Auralization is a process to simulate a unique acoustical environment, or a sound field, in a virtual or physical space. Currently, preservation of images and visual information is a research trend, yet without appropriate auditory information, visual representation of cultural heritage in any format could mislead users. Auralization is equally important to visualization for the seamless re-creation of it, Kim explained.

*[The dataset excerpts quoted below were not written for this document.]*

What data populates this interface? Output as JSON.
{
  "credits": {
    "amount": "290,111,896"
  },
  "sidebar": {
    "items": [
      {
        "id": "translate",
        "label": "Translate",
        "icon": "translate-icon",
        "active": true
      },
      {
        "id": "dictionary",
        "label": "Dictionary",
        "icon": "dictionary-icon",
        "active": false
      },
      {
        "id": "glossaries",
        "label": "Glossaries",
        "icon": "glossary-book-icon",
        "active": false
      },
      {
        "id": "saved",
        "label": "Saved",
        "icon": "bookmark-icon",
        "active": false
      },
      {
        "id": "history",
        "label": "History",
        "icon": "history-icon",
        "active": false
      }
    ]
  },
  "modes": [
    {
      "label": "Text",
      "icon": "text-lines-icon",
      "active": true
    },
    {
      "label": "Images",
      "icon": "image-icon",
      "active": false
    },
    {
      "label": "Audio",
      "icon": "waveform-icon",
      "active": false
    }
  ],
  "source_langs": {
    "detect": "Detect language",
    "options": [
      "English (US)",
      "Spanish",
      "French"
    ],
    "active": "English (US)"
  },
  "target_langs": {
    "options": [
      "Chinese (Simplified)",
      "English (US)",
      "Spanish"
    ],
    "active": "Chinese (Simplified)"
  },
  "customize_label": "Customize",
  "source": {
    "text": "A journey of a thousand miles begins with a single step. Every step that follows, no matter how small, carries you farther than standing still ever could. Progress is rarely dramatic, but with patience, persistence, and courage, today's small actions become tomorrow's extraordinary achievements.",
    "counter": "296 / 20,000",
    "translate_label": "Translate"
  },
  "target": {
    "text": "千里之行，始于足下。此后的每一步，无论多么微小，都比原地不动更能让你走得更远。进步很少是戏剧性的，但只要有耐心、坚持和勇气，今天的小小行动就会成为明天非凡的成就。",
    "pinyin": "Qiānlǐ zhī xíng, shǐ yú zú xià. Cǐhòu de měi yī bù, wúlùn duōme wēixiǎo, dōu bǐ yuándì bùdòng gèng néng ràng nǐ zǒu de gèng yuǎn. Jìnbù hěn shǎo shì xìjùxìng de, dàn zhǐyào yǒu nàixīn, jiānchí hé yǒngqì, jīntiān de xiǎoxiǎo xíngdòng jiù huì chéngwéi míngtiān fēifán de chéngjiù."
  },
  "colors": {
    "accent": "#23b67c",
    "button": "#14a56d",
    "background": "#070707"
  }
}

The research project focuses on several areas or specific buildings designated as landmarks and will be developed as case studies:

  • American recording studios in Nashville’s Historic Music Row, designated in 2015 by the National trust for Historic Preservation, as an example of a small room venue
  • The former Rochester Savings Bank, located in Rochester, N.Y., and listed on the National Register of Historic Places with historical significance for art, architecture and commerce, as an example of large and public space acoustics
  • The 3,000-year-old UNESCO World Heritage Site at Chavín de Huántar, Peru, one of the best-preserved examples of pre-Columbian architecture in the Americas, an intersection of archaeology,  ancient American prehistory and interior architecture

“These culturally distinct and diverse spaces provide distinct types of aural environments that demonstrate the extensibility of our method,” Kim said. “The goal of this NEH program, and our research and development, is to build a standard methodology of culture preservation and digital access for non-expert humanities researchers. Through these case studies, we want to form a scalable method to capture and reproduce any important aural heritage.” 

The team received a three-year grant from the National Endowment for the Humanities (NEH) for $347,702 for “A scalable method for digital preservation and access to aural heritage” to focus on spaces considered culturally, architecturally and temporally distinct examples of rare aural heritage. Researchers on the team include Doyuen Ko, associate professor of audio engineering at Belmont University in Nashville, and Miriam Kolar of Amherst College, where she is the Five College Mellon Postdoctoral Fellow in Digital Humanities.

Kim worked on similar projects over the past 10 years, several while he was a research associate with Yamaha Corp. in Japan. The current project, while similar, is more comprehensive, focusing on preservation and some aspects of live performance. The captured aural information will be reproduced through a scalable method developed by the researchers that would allow users in the different types of venues to choose reproduced formats. For example, a common reproduction format can be heard through headphones or speakers in a home theater system.

“More and more, I have found that concert halls and auditoriums need this technology to provide performers with various acoustic settings for specific purposes,” Kim said, adding an example of an auditorium that can provide both short reverberation time—the build-up and fading of sound in a space—for small ensembles, and a more complex auditory format for choir and some baroque ensembles which require longer reverberation time. “The technology can potentially ‘transform’ an auditorium into a preserved church or concert hall venue virtually and instantly. Since, it can be applied for existing spaces, many choose to renovate their acoustics using this technology so that those spaces can be multi-purposed and multi-functional.”